Internet access is a necessity for business, and with the increasing functionality of mobile devices, the mobile-enhanced workplace could become more common. TIME recently featured a story that explained that eventually a majority of internet users could solely access the web via phones and tablets.
Multiple factors will reportedly contribute to this rise. First of all, the source notes that smartphones will likely become cheaper by 2024, fueling more interest and accessibility. Another factor is what the article calls "the Light Web," an approach to apps that allows users to get the same level of service they expect while using a smaller degree of connectivity.
In fact, the number of apps dominating the marketplace has led some to claim that they are more important than traditional web services.
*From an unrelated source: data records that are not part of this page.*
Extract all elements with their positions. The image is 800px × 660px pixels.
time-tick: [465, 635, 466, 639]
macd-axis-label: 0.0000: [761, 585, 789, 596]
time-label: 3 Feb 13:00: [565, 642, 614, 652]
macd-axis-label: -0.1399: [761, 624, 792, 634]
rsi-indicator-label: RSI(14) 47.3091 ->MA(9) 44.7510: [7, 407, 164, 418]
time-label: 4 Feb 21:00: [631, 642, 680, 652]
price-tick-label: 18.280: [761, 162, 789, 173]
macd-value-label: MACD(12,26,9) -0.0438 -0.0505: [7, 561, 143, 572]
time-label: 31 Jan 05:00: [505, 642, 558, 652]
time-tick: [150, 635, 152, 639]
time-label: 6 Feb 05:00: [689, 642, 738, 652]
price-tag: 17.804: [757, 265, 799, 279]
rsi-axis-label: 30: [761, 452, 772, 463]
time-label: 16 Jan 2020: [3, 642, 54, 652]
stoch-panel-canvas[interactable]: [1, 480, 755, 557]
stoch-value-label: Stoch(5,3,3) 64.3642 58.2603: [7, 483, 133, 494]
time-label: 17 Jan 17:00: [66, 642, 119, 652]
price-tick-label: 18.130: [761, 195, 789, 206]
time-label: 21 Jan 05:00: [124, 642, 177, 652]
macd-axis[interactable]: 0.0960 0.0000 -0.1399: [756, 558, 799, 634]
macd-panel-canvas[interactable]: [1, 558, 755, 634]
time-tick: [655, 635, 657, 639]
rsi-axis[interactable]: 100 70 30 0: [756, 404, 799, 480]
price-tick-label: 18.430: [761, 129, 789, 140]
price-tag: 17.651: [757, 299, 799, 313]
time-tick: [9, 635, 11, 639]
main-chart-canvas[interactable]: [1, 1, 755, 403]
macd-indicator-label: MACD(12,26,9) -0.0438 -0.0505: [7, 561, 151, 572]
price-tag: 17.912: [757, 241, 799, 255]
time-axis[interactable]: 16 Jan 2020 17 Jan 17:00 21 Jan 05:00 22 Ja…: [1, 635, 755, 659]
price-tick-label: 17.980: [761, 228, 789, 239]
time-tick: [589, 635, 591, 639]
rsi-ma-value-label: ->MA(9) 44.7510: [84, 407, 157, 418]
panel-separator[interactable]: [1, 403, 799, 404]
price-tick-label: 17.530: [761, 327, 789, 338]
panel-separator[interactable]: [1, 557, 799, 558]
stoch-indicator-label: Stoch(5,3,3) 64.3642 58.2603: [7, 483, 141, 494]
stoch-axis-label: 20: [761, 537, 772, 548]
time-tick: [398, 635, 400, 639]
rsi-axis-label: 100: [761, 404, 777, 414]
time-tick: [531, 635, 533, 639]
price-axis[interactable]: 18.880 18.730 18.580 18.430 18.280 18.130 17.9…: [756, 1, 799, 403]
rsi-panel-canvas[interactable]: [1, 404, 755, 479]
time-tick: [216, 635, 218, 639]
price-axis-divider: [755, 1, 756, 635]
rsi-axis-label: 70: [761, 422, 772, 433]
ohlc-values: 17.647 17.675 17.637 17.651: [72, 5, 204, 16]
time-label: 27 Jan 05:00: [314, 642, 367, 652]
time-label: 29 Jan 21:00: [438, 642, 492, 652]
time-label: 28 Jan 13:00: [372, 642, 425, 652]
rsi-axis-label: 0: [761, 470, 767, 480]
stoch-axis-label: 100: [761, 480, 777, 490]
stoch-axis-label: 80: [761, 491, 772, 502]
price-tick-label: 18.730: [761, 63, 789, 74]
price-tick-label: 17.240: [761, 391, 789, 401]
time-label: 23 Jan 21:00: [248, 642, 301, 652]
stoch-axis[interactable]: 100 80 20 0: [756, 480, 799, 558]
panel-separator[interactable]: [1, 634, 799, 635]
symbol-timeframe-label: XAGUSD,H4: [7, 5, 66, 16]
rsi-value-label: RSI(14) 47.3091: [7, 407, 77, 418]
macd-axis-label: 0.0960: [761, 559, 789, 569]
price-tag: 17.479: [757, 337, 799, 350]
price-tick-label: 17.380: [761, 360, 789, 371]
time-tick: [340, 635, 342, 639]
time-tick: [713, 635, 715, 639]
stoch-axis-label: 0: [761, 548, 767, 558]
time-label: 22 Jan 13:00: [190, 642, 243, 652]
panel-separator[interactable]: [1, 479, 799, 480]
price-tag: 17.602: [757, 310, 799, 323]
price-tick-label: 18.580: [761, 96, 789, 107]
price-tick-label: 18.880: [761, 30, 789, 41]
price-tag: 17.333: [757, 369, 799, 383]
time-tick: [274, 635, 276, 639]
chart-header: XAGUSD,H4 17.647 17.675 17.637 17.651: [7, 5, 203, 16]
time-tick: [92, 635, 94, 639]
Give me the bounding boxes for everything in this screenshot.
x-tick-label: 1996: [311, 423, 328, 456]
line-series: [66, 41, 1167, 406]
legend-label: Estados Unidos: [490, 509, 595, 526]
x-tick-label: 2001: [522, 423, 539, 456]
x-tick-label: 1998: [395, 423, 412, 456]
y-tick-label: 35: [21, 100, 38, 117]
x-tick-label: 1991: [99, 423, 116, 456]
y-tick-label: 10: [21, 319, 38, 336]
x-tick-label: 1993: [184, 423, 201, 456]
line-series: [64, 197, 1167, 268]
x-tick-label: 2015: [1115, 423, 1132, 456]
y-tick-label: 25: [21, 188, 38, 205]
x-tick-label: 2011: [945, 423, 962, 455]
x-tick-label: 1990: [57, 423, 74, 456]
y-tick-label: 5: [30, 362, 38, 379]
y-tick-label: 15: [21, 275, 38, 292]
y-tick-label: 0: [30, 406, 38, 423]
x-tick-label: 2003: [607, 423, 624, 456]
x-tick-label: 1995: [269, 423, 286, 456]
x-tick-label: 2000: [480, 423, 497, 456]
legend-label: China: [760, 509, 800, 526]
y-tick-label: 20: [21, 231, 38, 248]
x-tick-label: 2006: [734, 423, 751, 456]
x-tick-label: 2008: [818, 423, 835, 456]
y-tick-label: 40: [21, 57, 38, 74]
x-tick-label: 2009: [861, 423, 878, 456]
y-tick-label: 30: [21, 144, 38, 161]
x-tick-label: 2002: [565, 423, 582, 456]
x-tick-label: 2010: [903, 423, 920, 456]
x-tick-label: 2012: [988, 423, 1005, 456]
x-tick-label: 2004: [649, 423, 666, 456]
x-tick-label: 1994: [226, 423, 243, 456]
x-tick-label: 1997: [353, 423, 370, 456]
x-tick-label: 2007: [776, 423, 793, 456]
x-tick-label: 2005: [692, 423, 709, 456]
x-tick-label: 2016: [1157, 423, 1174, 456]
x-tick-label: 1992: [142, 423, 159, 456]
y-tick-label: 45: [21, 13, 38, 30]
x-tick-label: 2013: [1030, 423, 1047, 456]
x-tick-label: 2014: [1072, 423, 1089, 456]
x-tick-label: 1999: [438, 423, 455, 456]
Writing for GigaOm, Matthew Ingram said that assertions that these apps are "killing" the internet are exaggerated. As an example, he cites popular social media apps, but the same could apply to other popular applications that encourage internet use.
"Social-networking apps like Twitter and Facebook in particular, which consume a huge proportion of the mobile app time of many users, are at least in part about sharing links to content, and while many of these apps open links in their own in-app browsers, that still counts as web traffic," he said.
If apps do become more popular as a means of doing business on the web, businesses need to be prepared to share their mainframe capabilities in different online environments. It means it's a good time to address legacy applications with an eye for continued use as the future internet focuses on making software less difficult and demanding to access.